São Paulo e o caos...

Eu me lembro da festa de 450 anos da cidade. Teve show do Caetano Veloso e tudo. Super bonito. Eu estava em casa, acho que tinha acabado de chegar de algum lugar que não me recordo qual. Lá, olhando para a televisão, eu compreendi que amava o chão que pisava, o ar (mesmo fétido) que respirava, as pessoas que eu olhava, os sons que escutava. Amava tudo dessa cidade, que desde cedo sempre tive o maior orgulho. "São Paulo, a locomotiva do Brasil!", esbanjavam-se muitos, mas o meu amor era muito maior que isso. Um sentimento natural que não adquiri de ninguém. O puro amor que ficou travado no meu coração, e não ia sair de lá tão cedo.

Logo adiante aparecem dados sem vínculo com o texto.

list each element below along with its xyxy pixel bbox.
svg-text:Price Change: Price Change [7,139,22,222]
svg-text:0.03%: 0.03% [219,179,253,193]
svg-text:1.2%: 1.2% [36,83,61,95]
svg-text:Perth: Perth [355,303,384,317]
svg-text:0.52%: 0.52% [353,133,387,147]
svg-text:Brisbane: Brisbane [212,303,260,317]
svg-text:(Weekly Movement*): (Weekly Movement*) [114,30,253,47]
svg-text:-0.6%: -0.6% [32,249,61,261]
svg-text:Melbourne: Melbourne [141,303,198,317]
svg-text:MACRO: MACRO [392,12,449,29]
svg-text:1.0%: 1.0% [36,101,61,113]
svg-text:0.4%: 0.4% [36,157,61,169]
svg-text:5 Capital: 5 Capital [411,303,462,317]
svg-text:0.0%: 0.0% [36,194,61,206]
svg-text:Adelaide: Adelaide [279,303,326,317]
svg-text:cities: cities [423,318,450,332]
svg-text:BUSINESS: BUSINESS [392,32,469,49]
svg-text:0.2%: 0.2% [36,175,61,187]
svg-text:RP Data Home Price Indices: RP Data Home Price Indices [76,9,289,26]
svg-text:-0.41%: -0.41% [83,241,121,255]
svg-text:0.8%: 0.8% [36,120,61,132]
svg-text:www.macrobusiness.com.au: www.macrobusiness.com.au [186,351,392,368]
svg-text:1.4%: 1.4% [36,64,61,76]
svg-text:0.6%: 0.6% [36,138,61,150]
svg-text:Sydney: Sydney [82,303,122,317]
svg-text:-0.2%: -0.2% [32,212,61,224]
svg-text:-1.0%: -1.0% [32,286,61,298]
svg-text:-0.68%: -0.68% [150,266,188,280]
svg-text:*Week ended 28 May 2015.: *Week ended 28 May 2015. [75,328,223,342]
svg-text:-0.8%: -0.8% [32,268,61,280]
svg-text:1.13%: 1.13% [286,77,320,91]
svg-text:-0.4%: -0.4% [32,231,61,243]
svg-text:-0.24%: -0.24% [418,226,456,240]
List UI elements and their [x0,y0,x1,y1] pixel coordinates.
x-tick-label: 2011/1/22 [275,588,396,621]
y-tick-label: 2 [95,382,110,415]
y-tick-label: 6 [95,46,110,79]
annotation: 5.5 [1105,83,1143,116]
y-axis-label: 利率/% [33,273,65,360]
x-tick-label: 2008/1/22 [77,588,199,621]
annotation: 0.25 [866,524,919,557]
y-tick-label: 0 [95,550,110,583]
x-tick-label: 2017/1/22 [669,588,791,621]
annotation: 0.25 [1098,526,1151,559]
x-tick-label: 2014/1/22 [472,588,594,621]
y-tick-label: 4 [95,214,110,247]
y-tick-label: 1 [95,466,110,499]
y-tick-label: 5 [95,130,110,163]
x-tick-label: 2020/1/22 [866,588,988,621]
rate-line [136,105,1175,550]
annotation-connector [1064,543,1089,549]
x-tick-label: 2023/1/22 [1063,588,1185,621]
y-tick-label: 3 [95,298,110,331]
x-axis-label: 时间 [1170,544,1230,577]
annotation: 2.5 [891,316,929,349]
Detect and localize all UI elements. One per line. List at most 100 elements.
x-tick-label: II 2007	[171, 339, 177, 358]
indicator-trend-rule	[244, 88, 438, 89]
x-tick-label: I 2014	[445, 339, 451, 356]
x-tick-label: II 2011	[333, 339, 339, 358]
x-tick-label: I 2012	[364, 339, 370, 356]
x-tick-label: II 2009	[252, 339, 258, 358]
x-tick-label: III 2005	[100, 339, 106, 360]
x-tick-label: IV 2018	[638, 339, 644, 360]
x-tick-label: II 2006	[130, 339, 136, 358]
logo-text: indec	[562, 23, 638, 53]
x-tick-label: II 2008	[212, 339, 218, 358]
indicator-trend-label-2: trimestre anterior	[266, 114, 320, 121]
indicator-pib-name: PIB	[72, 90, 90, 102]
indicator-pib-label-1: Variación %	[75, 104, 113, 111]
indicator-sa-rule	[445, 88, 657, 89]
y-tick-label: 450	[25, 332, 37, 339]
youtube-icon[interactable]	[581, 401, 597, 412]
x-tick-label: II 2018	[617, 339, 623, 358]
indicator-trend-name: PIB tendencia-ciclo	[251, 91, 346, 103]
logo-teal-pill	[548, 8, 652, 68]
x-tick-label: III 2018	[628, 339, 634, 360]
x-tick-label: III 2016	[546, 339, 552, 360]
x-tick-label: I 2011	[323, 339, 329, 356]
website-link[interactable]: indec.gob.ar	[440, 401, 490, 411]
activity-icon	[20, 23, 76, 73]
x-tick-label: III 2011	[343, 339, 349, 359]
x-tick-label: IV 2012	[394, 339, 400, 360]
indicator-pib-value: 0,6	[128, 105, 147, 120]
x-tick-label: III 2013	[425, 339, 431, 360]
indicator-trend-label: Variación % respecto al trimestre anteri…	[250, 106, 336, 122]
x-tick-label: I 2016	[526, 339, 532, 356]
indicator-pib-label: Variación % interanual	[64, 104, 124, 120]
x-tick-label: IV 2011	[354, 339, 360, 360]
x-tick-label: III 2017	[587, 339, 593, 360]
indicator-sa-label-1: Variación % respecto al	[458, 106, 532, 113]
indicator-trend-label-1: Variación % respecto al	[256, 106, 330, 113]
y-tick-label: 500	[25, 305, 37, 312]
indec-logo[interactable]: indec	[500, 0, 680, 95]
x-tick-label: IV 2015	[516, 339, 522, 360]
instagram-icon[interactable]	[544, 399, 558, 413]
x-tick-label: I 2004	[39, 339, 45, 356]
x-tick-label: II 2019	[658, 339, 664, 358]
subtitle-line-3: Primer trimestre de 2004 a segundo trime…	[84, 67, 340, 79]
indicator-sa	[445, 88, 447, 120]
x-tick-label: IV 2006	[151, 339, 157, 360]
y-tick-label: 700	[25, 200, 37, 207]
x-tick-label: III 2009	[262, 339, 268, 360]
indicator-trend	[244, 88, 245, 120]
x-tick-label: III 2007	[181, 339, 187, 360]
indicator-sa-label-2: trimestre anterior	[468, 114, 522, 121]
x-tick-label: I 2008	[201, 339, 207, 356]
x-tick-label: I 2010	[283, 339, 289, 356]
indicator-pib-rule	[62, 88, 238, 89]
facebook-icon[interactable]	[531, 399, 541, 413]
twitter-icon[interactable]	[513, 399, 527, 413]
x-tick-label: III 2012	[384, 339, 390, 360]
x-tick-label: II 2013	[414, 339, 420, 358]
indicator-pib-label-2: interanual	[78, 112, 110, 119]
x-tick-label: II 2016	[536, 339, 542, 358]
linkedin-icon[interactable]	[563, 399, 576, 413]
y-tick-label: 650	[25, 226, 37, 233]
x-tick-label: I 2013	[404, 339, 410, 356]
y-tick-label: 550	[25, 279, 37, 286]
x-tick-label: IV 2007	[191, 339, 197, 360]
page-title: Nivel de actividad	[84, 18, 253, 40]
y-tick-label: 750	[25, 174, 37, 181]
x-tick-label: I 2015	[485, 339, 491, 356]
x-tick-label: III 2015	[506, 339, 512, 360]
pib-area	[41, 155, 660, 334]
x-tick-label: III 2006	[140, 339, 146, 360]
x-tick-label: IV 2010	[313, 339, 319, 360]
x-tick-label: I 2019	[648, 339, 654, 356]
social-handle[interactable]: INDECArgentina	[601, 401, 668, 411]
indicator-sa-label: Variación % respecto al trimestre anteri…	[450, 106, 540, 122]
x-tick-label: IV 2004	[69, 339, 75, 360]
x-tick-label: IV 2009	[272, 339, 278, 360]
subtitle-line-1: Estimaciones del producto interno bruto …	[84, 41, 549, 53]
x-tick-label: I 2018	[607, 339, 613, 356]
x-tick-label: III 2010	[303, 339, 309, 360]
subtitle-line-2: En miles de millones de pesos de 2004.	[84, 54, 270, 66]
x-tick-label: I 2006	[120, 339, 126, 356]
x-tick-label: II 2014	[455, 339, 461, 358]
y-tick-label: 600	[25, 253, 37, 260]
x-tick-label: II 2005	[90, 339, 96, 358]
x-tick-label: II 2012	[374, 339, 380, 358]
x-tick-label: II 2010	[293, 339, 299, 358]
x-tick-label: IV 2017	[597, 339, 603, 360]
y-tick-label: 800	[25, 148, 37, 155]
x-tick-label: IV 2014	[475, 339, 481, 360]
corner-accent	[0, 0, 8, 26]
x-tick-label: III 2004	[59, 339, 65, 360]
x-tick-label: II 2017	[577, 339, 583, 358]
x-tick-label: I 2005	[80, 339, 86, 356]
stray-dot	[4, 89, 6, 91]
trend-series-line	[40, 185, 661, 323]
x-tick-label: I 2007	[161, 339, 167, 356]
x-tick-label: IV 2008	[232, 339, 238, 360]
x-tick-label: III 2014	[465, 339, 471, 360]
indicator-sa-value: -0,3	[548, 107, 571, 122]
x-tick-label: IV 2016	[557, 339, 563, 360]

Lembro-me também desse último aniversário da cidade. Eu estava na Av. Paulista, completamente vazia. O grande letreiro do Itaú mostrando as horas. Eram quase onze (ou um pouco depois disso), e comigo estavam grandes amigos. Estávamos indo na direção do divertimento, do prazer, que não me lembro se era um bar de rock, ou algo que deveria ser do tipo. Mas assim como Caetano Veloso havia me marcado anos atrás, esse ano o que me marcou foi o grande letreiro do Itaú informando as horas.

E então, certo dia, estou voltando de Vila Nova Cachoeirinha, num ônibus que me levaria até a estação Santana do metrô, às 5:40, mais ou menos, para lá eu entrar num dos vagões. Desço algumas boas estações depois, lá na Saúde, para pegar meu ônibus que me deixa na porta de casa, sem ter a mínima noção de que o caos estava se apoderando de São Paulo. Na manhã seguinte, ainda alienado da situação, não entendo quando um amigo me informa que a cidade está sofrendo severos ataques do bandidos foragidos, que São Paulo está quase em Guerra Civil, que policiais, bombeiros, guardas-florestais e civis estavam sendo mortos, alvo da facção criminal PCC.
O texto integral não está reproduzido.